ÖVP-Fraktionsführer mahnt "Respekt" ein

Kritik nach dem Abgang von Huber kam prompt von der ÖVP. Ihr U-Ausschuss-Fraktionsführer Wolfgang Gerstl meinte, dass es so nicht mehr weitergehen könne. "Wir haben dank Neos und Co bereits jetzt den Tiefpunkt unterschritten", sagte Gerstl. Das Verhalten der Opposition gegenüber der Verfahrensrichterin sei "untragbar, unmenschlich und unwürdig" gewesen.

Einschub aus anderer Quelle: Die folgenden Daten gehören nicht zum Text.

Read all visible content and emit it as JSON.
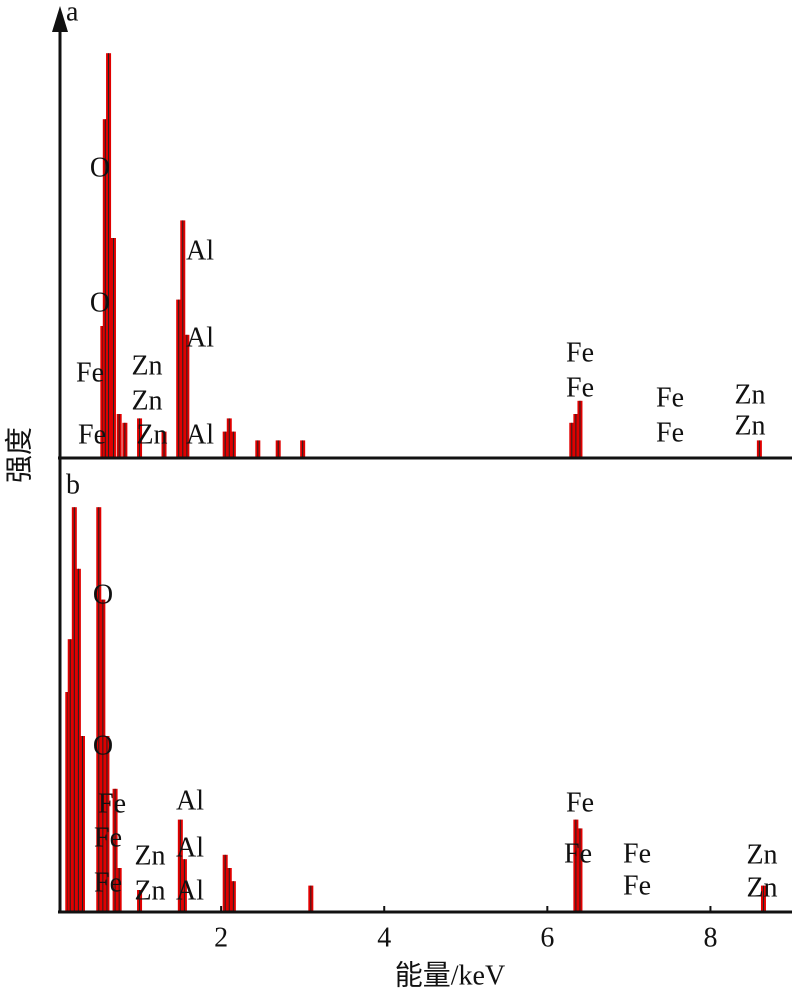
{
  "chart_data": [
    {
      "type": "bar",
      "title": "a",
      "y_label": "强度",
      "color": "#e00000",
      "xlim": [
        0,
        9
      ],
      "ylim": [
        0,
        100
      ],
      "x": [
        0.55,
        0.58,
        0.62,
        0.68,
        0.75,
        0.82,
        1.0,
        1.3,
        1.48,
        1.53,
        1.58,
        2.05,
        2.1,
        2.15,
        2.45,
        2.7,
        3.0,
        6.3,
        6.35,
        6.4,
        8.6
      ],
      "values": [
        30,
        77,
        92,
        50,
        10,
        8,
        9,
        6,
        36,
        54,
        28,
        6,
        9,
        6,
        4,
        4,
        4,
        8,
        10,
        13,
        4
      ],
      "annotations": [
        "O",
        "O",
        "Al",
        "Al",
        "Fe",
        "Zn",
        "Zn",
        "Fe",
        "Zn",
        "Al",
        "Fe",
        "Fe",
        "Fe",
        "Fe",
        "Zn",
        "Zn"
      ]
    },
    {
      "type": "bar",
      "title": "b",
      "x_label": "能量/keV",
      "color": "#e00000",
      "xlim": [
        0,
        9
      ],
      "ylim": [
        0,
        100
      ],
      "xticks": [
        2,
        4,
        6,
        8
      ],
      "x": [
        0.12,
        0.15,
        0.2,
        0.25,
        0.3,
        0.5,
        0.55,
        0.6,
        0.7,
        0.75,
        1.0,
        1.5,
        1.55,
        2.05,
        2.1,
        2.15,
        3.1,
        6.35,
        6.4,
        8.65
      ],
      "values": [
        50,
        62,
        92,
        78,
        40,
        92,
        71,
        40,
        28,
        10,
        5,
        21,
        12,
        13,
        10,
        7,
        6,
        21,
        19,
        6
      ],
      "annotations": [
        "O",
        "O",
        "Al",
        "Al",
        "Al",
        "Fe",
        "Fe",
        "Fe",
        "Zn",
        "Zn",
        "Fe",
        "Fe",
        "Fe",
        "Fe",
        "Zn",
        "Zn"
      ]
    }
  ]
}
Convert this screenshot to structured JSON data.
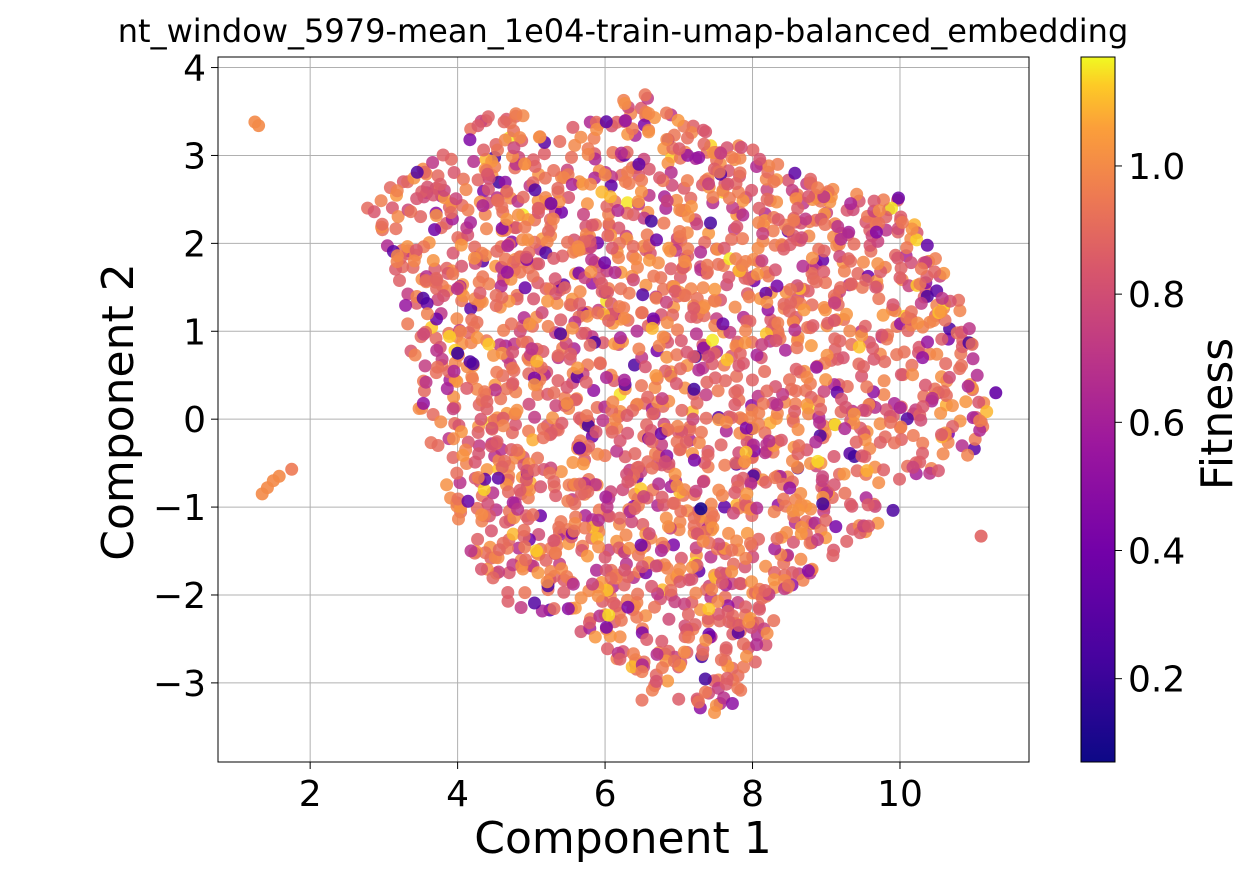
{
  "chart_data": {
    "type": "scatter",
    "title": "nt_window_5979-mean_1e04-train-umap-balanced_embedding",
    "xlabel": "Component 1",
    "ylabel": "Component 2",
    "xlim": [
      0.75,
      11.75
    ],
    "ylim": [
      -3.9,
      4.12
    ],
    "xticks": [
      2,
      4,
      6,
      8,
      10
    ],
    "xtick_labels": [
      "2",
      "4",
      "6",
      "8",
      "10"
    ],
    "yticks": [
      -3,
      -2,
      -1,
      0,
      1,
      2,
      3,
      4
    ],
    "ytick_labels": [
      "−3",
      "−2",
      "−1",
      "0",
      "1",
      "2",
      "3",
      "4"
    ],
    "grid": true,
    "colormap": "plasma",
    "colorbar": {
      "label": "Fitness",
      "range": [
        0.07,
        1.17
      ],
      "ticks": [
        0.2,
        0.4,
        0.6,
        0.8,
        1.0
      ],
      "tick_labels": [
        "0.2",
        "0.4",
        "0.6",
        "0.8",
        "1.0"
      ]
    },
    "cluster_outline": [
      [
        2.6,
        2.45
      ],
      [
        3.3,
        2.75
      ],
      [
        4.3,
        3.4
      ],
      [
        4.5,
        3.55
      ],
      [
        5.5,
        3.3
      ],
      [
        6.5,
        3.75
      ],
      [
        7.5,
        3.2
      ],
      [
        8.5,
        2.95
      ],
      [
        9.2,
        2.6
      ],
      [
        10.0,
        2.55
      ],
      [
        10.4,
        2.0
      ],
      [
        10.9,
        1.2
      ],
      [
        11.3,
        0.3
      ],
      [
        11.0,
        -0.4
      ],
      [
        10.2,
        -0.9
      ],
      [
        9.5,
        -1.3
      ],
      [
        8.6,
        -1.9
      ],
      [
        8.1,
        -2.7
      ],
      [
        7.7,
        -3.4
      ],
      [
        7.3,
        -3.3
      ],
      [
        6.5,
        -3.2
      ],
      [
        6.0,
        -2.7
      ],
      [
        5.4,
        -2.3
      ],
      [
        4.7,
        -2.1
      ],
      [
        4.3,
        -1.7
      ],
      [
        4.0,
        -1.2
      ],
      [
        3.8,
        -0.6
      ],
      [
        3.5,
        -0.1
      ],
      [
        3.3,
        0.8
      ],
      [
        3.2,
        1.6
      ],
      [
        2.9,
        2.3
      ]
    ],
    "isolated_points": [
      {
        "x": 1.25,
        "y": 3.38,
        "fitness": 1.0
      },
      {
        "x": 1.3,
        "y": 3.34,
        "fitness": 1.0
      },
      {
        "x": 1.35,
        "y": -0.85,
        "fitness": 1.0
      },
      {
        "x": 1.42,
        "y": -0.78,
        "fitness": 1.0
      },
      {
        "x": 1.5,
        "y": -0.7,
        "fitness": 1.0
      },
      {
        "x": 1.58,
        "y": -0.65,
        "fitness": 1.0
      },
      {
        "x": 1.75,
        "y": -0.57,
        "fitness": 0.95
      },
      {
        "x": 11.1,
        "y": -1.33,
        "fitness": 0.88
      },
      {
        "x": 11.3,
        "y": 0.3,
        "fitness": 0.35
      },
      {
        "x": 7.3,
        "y": -1.02,
        "fitness": 0.1
      },
      {
        "x": 4.0,
        "y": 0.75,
        "fitness": 0.2
      }
    ],
    "approx_point_count": 2200
  }
}
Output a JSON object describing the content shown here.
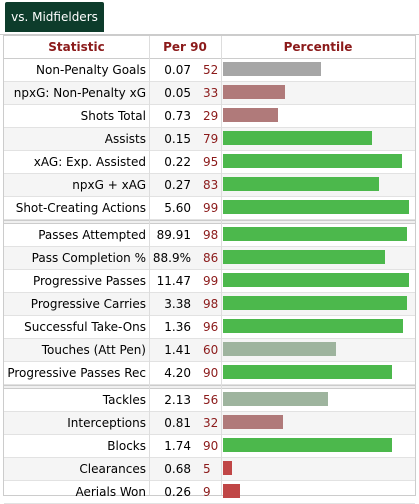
{
  "tab": {
    "label": "vs. Midfielders"
  },
  "header": {
    "statistic": "Statistic",
    "per90": "Per 90",
    "percentile": "Percentile"
  },
  "colors": {
    "high": "#4cb84c",
    "mid": "#9eb49e",
    "low": "#b07a7a",
    "verylow": "#c04646",
    "tab_bg": "#0d3c2b",
    "accent": "#8b1a1a"
  },
  "groups": [
    [
      {
        "stat": "Non-Penalty Goals",
        "value": "0.07",
        "pct": 52,
        "tier": "grey"
      },
      {
        "stat": "npxG: Non-Penalty xG",
        "value": "0.05",
        "pct": 33,
        "tier": "low"
      },
      {
        "stat": "Shots Total",
        "value": "0.73",
        "pct": 29,
        "tier": "low"
      },
      {
        "stat": "Assists",
        "value": "0.15",
        "pct": 79,
        "tier": "high"
      },
      {
        "stat": "xAG: Exp. Assisted Goals",
        "value": "0.22",
        "pct": 95,
        "tier": "high"
      },
      {
        "stat": "npxG + xAG",
        "value": "0.27",
        "pct": 83,
        "tier": "high"
      },
      {
        "stat": "Shot-Creating Actions",
        "value": "5.60",
        "pct": 99,
        "tier": "high"
      }
    ],
    [
      {
        "stat": "Passes Attempted",
        "value": "89.91",
        "pct": 98,
        "tier": "high"
      },
      {
        "stat": "Pass Completion %",
        "value": "88.9%",
        "pct": 86,
        "tier": "high"
      },
      {
        "stat": "Progressive Passes",
        "value": "11.47",
        "pct": 99,
        "tier": "high"
      },
      {
        "stat": "Progressive Carries",
        "value": "3.38",
        "pct": 98,
        "tier": "high"
      },
      {
        "stat": "Successful Take-Ons",
        "value": "1.36",
        "pct": 96,
        "tier": "high"
      },
      {
        "stat": "Touches (Att Pen)",
        "value": "1.41",
        "pct": 60,
        "tier": "mid"
      },
      {
        "stat": "Progressive Passes Rec",
        "value": "4.20",
        "pct": 90,
        "tier": "high"
      }
    ],
    [
      {
        "stat": "Tackles",
        "value": "2.13",
        "pct": 56,
        "tier": "mid"
      },
      {
        "stat": "Interceptions",
        "value": "0.81",
        "pct": 32,
        "tier": "low"
      },
      {
        "stat": "Blocks",
        "value": "1.74",
        "pct": 90,
        "tier": "high"
      },
      {
        "stat": "Clearances",
        "value": "0.68",
        "pct": 5,
        "tier": "verylow"
      },
      {
        "stat": "Aerials Won",
        "value": "0.26",
        "pct": 9,
        "tier": "verylow"
      }
    ]
  ]
}
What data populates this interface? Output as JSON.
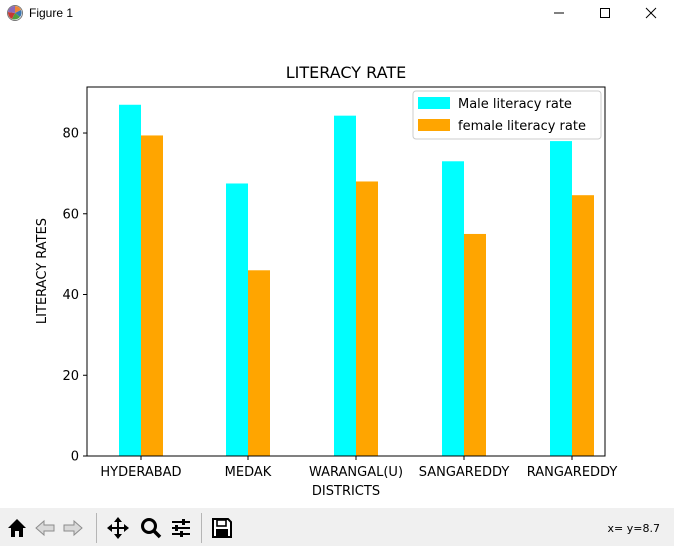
{
  "window": {
    "title": "Figure 1",
    "controls": {
      "minimize_icon": "minimize-icon",
      "maximize_icon": "maximize-icon",
      "close_icon": "close-icon"
    }
  },
  "chart_data": {
    "type": "bar",
    "title": "LITERACY RATE",
    "xlabel": "DISTRICTS",
    "ylabel": "LITERACY RATES",
    "categories": [
      "HYDERABAD",
      "MEDAK",
      "WARANGAL(U)",
      "SANGAREDDY",
      "RANGAREDDY"
    ],
    "series": [
      {
        "name": "Male literacy rate",
        "color": "#00ffff",
        "values": [
          87,
          67.5,
          84.3,
          73,
          78
        ]
      },
      {
        "name": "female literacy rate",
        "color": "#ffa500",
        "values": [
          79.4,
          46,
          68,
          55,
          64.6
        ]
      }
    ],
    "yticks": [
      0,
      20,
      40,
      60,
      80
    ],
    "ylim": [
      0,
      91.4
    ],
    "grid": false,
    "legend_position": "upper-right"
  },
  "toolbar": {
    "buttons": [
      "home-icon",
      "back-icon",
      "forward-icon",
      "pan-icon",
      "zoom-icon",
      "configure-subplots-icon",
      "save-icon"
    ],
    "coordinates": "x= y=8.7"
  }
}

In einer Pressekonferenz am Freitagnachmittag sprach Gerstl gar von Mobbing gegenüber der Verfahrensrichterin, die von allen fünf Parlamentsparteien ausgesucht worden sei. "Jetzt haben wir die besondere Situation, dass wir keinen Verfahrensrichter haben und nun den Untersuchungsausschuss nicht fortführen können, weil der stellvertretende Verfahrensrichter nur tätig werden kann, wenn die amtierende Verfahrensrichterin verhindert ist", meint Gerstl. Nun müsse aus seiner Sicht eine neue Verfahrensrichterin bestellt werden, was Zeit in Anspruch nehmen dürfte.

Was die Vorsitzführung Sobotkas anlangt, meinte Gerstl, dass es sich beim Amt des Parlamentspräsidenten um das zweithöchste Amt im Staate handle und dieses "selbstverständlich" unparteiisch vorgehe. Es sei wichtig, dass man diesem Amt Respekt zollt. "Wir müssen aufpassen bei den anonymen Hinweisen, dass wir damit nicht Verfahren blockieren und damit nicht Menschen ohne Anfangsverdacht in Misskredit bringen", sagte Gerstl. (Jan Michael Marchart, 26.6.2020)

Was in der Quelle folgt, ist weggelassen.